A. Masalah Utama
Halusinasi
B. Proses Terjadinya Masalah
1. Definisi Halusinasi
Menurut Maramis, Halusinasi merupakan gangguan atau perubahan persepsi dimana
pasien mempersepsikan sesuatau yang sebenarnya tidak terjadi. (Prabowo 2014).
Halusinasi adalah salah satu gejala gangguan sensori persepsi yang dialami oleh pasien
gangguan jiwa. Pasien merasakan sensasi berupa suara, penglihatan, pengecapan,
perabaan, atau penghiduan tanpa stimulus yang nyata Keliat (2011).
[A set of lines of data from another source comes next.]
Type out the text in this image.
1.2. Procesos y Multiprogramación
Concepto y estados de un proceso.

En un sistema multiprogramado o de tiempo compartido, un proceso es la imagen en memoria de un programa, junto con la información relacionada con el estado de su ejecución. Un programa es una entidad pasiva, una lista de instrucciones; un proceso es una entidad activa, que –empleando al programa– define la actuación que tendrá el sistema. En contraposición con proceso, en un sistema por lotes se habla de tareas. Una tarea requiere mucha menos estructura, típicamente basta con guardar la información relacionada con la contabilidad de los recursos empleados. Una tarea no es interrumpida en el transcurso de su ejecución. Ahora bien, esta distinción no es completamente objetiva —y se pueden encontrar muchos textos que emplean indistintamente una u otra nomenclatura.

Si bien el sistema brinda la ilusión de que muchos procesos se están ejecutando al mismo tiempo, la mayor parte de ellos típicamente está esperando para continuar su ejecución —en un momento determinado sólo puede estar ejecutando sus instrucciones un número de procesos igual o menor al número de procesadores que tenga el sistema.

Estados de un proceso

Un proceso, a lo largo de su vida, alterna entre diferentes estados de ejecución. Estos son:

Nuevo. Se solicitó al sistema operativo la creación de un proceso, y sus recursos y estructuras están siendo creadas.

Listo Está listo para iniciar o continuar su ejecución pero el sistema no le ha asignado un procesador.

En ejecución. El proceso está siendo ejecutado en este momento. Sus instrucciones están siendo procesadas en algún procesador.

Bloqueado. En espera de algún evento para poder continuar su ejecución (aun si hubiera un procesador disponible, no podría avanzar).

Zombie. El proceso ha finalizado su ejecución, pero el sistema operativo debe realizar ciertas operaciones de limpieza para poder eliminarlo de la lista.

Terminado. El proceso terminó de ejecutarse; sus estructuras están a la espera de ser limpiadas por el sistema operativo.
Berdasarkan beberapa pendapat diatas, yang dimaksud dengan halusinasi adalah
gangguan persepsi sensori dimana klien mempersepsikan sesuatu melalui panca indera
tanpa ada stimulus eksternal. Halusinasi berbeda dengan ilusi, dimana klien mengalami
persepsi yang salah terhadap stimulus, salah persepsi pada halusinasi terjadi tanpa
adanya stimulus eksternal yang terjadi, stimulus internal dipersepsikan sebagai sesuatu
yang nyata ada oleh klien.
2. Rentang Respon Halusinasi
Halusinasi merupakan suatu respon maldaptive individu yang berbeda-beda rentang
respon neurobiologi (Stuart and Laraia, 2005) dalam Yusalia 2015. Ini merupakan
persepsi maladaptive. apabila klien memiliki persepsi yang sehat dan juga akurat, maka
klien akan mampu mengidentifisikan dan menginterpretasikan stimulus berdasarkan
informasi yang diterima melalui panca indera (pendengaran, pengelihatan, penciuman,
pengecapan dan perabaan) klien halusinasi mempersepsikan suatu stimulus panca
indera meskipun stimulus tersebut tidak ada. Kedua respon tersebut adalah respon
individual yang akan mengalami kelainan persensif yaitu salah mempersepsikan
stimulus yang diterima oleh klien, yang tersebut sebagai ilusi. Klien akan mengalami
interpresentasi jika yang dilakukan terhadap stimulus panca indera tersebut tidak
sesuai stimulus yang diterimanya,rentang respon tersebut sebagai berikut:
3. Etiologi
Menurut Stuart dan Laraia (2001) yang di kutip dari Pambayun (2015), Terdapat
beberapa faktor-faktor yang menyebabkan klien gangguan jiwa mengalami halusinasi
adalah sebagai berikut :
1. Faktor Predisposisi
a. Faktor genetis
Secara genetis, skizofrenia diturunkan melalui kromosom-kromosom tertentu.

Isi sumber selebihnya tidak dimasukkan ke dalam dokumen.